The woman is holding her arms around the man’s neck, probably her father, like she is six years old, but she is at least five times older than that. She’s holding onto him as if she fears letting him go. I can’t tell if it’s her comforting him or him comforting her. I know she sees me taking the slightest glimpses of her, but she can’t blame someone for staring in a crowded place; where better to see someone you love off than in a crowded place? I can see by his snow-shade hair that he’s too old to be going off to the army but not too young to go off to some other battlefront where nurses are the enemy and your comrades are anyone that can play a good game of poker without digging up too many graves in conversation or asking if you heard that so-and-so died last week.
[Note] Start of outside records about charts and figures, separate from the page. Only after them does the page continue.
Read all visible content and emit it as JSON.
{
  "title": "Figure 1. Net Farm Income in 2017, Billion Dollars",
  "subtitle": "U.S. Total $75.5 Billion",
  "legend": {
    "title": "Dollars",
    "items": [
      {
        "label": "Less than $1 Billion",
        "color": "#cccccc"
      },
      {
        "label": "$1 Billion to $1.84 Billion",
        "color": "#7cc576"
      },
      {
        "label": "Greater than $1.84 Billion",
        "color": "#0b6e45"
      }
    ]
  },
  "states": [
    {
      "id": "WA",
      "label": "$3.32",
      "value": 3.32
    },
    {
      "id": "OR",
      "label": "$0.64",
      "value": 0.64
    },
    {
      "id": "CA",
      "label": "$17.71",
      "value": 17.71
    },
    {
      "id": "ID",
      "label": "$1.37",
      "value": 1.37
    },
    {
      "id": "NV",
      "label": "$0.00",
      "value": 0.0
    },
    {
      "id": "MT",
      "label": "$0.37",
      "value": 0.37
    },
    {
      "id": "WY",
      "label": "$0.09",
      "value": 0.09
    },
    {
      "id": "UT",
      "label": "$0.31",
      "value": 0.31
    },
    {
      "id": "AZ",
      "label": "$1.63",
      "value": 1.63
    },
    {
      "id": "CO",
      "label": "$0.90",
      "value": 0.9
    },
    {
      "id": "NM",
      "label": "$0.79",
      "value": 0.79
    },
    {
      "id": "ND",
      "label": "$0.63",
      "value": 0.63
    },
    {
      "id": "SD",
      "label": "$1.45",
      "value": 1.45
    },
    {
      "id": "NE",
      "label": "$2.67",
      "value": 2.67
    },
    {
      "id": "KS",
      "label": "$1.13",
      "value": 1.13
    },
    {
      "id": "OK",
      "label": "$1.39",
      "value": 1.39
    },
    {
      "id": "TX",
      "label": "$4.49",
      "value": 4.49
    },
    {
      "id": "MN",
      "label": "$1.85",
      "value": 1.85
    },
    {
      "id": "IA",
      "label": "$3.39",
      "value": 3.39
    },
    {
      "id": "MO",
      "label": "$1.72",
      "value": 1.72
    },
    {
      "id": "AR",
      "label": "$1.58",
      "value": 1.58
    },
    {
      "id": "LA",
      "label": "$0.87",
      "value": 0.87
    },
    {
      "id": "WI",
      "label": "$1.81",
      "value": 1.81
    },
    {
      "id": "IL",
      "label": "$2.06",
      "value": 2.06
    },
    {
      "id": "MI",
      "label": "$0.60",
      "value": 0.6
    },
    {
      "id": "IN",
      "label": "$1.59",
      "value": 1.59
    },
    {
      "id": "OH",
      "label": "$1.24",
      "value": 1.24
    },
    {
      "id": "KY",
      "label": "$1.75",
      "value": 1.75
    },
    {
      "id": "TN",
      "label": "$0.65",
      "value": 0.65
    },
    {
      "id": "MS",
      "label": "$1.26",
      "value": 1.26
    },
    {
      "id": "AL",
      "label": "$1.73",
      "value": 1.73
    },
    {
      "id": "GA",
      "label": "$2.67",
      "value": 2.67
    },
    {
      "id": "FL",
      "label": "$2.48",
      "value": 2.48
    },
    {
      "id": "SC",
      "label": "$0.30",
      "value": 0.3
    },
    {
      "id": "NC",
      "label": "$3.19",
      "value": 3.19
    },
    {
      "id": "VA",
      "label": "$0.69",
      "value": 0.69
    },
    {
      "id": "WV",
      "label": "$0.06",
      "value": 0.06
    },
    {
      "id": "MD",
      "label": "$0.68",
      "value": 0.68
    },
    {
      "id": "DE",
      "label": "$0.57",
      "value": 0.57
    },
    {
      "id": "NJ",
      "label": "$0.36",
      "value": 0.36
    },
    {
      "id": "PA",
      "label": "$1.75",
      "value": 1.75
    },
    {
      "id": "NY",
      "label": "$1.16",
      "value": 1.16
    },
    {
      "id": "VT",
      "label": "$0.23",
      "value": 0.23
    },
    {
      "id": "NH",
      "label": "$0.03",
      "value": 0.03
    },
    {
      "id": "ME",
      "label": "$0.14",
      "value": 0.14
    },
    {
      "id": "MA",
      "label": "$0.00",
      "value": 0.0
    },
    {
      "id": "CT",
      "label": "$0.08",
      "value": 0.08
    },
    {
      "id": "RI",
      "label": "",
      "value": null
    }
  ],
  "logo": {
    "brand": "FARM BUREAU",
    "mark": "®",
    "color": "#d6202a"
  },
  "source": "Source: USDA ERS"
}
Her husband comes in, bald, hulkingly present like the giant ape that took that woman on top of that building in that old black and white movie… but here it is, remade again, without Peter Jackson’s help: the woman, grasping onto the old man, pleading to rescue her from the heights that the ape has brought her, but the old man can only stand there, tall and silent like the building he’s always been.
Not a word has passed between them, maiden in distress and tall citadel, each waiting for the other to move, but she won’t let go and he won’t make her let go, so they just stand there: stalemate. The husband, in camo shorts and black T-shirt, sunglasses slowly moving away from his face to his forehead turns his gaze from father-in-law and wife and asks me, “How much is it for one burger to go?”